Your eyes looked at me and, for the first time, I was brave enough to look back. But I saw nothing. No laughter, no lust, no fear, just a blank stare. It was as if my words had emptied you and, in that moment, all I wanted to do was take them back and fill me again with the love I had been stupid enough to profess. Because at least then, I would still have you. At least then, with my eyes closed, I could still pretend like there was a chance. A piece of you that I kept, like a secret, impregnating me with shame but also hope.
I call it the day you died. There is something slightly sinister about the sense of pleasure I get, knowing that I zapped the lights from your eyes like the black hole into which the static supernova disappears once a TV is switched off. It was like I had stabbed you and you sat there with your eyes open; shocked, alive but afraid to move. The few words you spoke were measured. I should have known they would be your last. To me, you were a world of possibilities. But I never imagined one of those worlds would be without you in it.

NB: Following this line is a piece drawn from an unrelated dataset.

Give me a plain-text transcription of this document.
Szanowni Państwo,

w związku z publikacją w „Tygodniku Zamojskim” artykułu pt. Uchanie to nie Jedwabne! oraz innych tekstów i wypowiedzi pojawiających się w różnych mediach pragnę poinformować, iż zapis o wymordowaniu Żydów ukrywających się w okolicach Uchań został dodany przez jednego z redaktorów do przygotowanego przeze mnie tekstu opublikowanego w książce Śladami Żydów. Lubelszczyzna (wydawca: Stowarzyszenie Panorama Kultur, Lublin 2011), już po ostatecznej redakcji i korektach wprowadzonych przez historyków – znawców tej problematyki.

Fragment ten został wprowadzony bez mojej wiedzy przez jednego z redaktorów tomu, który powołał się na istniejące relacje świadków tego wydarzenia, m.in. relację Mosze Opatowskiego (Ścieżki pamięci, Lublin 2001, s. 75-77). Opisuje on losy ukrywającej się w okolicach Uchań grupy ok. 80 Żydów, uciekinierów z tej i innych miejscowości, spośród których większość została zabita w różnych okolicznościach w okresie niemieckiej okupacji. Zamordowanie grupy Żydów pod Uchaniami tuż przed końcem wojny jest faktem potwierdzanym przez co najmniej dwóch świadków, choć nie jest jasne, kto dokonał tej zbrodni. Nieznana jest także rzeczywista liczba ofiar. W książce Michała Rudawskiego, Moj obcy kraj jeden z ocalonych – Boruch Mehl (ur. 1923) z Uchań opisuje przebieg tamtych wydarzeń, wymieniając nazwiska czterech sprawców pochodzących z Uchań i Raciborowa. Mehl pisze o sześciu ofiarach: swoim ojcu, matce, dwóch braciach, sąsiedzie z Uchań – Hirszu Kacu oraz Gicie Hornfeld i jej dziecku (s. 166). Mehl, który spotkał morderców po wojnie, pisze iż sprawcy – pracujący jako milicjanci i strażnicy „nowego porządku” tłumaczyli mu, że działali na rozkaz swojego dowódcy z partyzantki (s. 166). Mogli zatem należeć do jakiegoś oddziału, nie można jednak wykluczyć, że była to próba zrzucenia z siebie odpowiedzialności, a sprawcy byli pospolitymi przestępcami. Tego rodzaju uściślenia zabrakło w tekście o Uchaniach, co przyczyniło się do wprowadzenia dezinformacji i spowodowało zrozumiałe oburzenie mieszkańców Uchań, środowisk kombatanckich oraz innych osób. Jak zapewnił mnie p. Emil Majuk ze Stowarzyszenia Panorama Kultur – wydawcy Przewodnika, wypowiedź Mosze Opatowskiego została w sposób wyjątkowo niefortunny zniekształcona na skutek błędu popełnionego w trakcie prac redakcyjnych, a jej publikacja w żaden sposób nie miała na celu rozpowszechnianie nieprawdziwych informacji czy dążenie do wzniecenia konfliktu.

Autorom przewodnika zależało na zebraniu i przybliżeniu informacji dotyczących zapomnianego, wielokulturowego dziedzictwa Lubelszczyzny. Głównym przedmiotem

Something in you died the day I told you I loved you. But all I could do was sit and wait to see if you would ever come back. Powerless. I have always suspected I was broken, but I never knew how much till the day I broke the tension with the truth. It struck you like a tumbling boulder about as ineloquent as my delivery. It stung me like an ant bite, the pain reverberating long after, without the courtesy of a bruise to remember you by.